LW: I know. Not to sound like a broken record, but that was Tom’s idea. [Laughs.] Elvis just happened to be in town finishing his album with T-Bone Burnett. We caught him. He had a few hours free one evening, and Tom sent him an e-mail asking if he could play some guitar. He e-mailed Tom back and asked, “Are you sure you sent this to the right guy?” I even was surprised when Tom said, “Hey, you know what? I want to get Elvis in to play the guitar on some of these tracks.” I said, “Really? Okay.” He came in and sat down in the control room. He had three or four guitars with him, and we just played him the songs one by one. He’d listen to them and just sat there and shredded. I was in the control room watching him, listening to the track, because it was all done except for that. It was just mind-blowing!
AVC: And Matthew Sweet sings on a few songs as well?
LW: Yeah, he came in and did some harmonies. Those are really only kind of overdub-type things. We didn’t want to have too much added on. For the most part, everything was, as much as we could, recorded live, with my core: Rami Jaffee on all the keyboard stuff, Val McCallum on guitar, Butch [Norton] and Dave [Sutton], my regular rhythms section. [Steel guitarist] Greg Leisz came in on certain days. That was it, really. Those guys, and then Matthew and Elvis.
AVC: You’ve written several songs over the years about friends who self-destructed or died, and there are two on this record: “Copenhagen,” about the death of your manager, Frank Callari, and “Seeing Black,” about Vic Chesnutt’s suicide.
LW: Those came fairly quickly, actually. Kind of that burst of emotion while I was writing during the writing period. I might have had some lines from “Copenhagen,” but as I recall, I wrote it fairly quickly, and “Seeing Black” was the same thing. I found out about Vic Chestnutt’s suicide while I was writing. And another friend of mine had taken his own life, too, about six months before that or something. It’s not really about Vic. His suicide inspired the song.
AVC: It seems as if a lot of the songs start off being about specific people, then drift a bit.
LW: Yeah, and then they become more universal. I generally like to aim for that, I think. Kind of making a statement about something. Even in “Drunken Angel” and “Lake Charles,” which are both about these kind of self-destructing guys. But I’m not pointing a finger at this person, lecturing.
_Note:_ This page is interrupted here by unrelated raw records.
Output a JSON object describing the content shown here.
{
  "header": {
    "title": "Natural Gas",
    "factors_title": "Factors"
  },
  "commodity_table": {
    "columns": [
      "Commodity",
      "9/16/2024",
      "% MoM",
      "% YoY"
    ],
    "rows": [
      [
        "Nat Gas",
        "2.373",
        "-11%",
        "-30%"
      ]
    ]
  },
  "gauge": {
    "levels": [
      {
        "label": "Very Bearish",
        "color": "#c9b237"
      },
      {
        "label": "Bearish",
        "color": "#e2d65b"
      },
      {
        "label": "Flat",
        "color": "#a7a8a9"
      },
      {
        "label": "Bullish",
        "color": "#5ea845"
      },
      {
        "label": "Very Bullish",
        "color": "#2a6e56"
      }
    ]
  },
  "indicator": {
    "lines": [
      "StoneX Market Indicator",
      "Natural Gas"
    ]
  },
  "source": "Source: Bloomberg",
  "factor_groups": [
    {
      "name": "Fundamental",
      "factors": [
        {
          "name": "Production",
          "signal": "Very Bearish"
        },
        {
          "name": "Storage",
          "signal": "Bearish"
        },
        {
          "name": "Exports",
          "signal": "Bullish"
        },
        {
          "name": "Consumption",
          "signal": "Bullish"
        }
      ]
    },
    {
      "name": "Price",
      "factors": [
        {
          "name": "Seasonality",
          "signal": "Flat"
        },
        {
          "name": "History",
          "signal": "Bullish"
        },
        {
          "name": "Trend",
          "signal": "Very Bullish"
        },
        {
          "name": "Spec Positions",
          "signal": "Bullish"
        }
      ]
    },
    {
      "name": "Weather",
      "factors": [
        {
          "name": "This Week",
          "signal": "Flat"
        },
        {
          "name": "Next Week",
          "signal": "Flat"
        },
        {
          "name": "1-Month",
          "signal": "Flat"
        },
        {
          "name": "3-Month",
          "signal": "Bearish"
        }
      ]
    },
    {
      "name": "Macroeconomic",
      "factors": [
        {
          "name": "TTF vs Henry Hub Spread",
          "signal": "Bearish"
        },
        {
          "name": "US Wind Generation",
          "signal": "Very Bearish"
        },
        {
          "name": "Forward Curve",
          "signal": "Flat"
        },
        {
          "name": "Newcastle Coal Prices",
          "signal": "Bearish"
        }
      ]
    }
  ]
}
One of the challenges as a writer for me that’s important is to be able to do that, write about somebody that may be fucked-up, the beautiful loser guy or whatever, and still be empathetic.
AVC: Without shying away from who they are, as well.
LW: Exactly. That’s challenging, I think, and important to learn how to do.
AVC: Or “Buttercup” on this record.
LW: Exactly. That’s a pretty good example of it. That song is such a departure for me from the rest of the album. It’s the only bad-boy song on the new album, is what I tell people. I wrote it about the same guy I wrote “Jailhouse Tears” about. Not much to say about it. It’s one of those more straightforward, little poppy songs.
AVC: The sequencing isn’t your department on this, but it does slide you into the record in a nice way.
LW: Right. A couple people have said, when they hear that first song, “Oh, this is kind of familiar territory.” And then it tumbles into this dark abyss.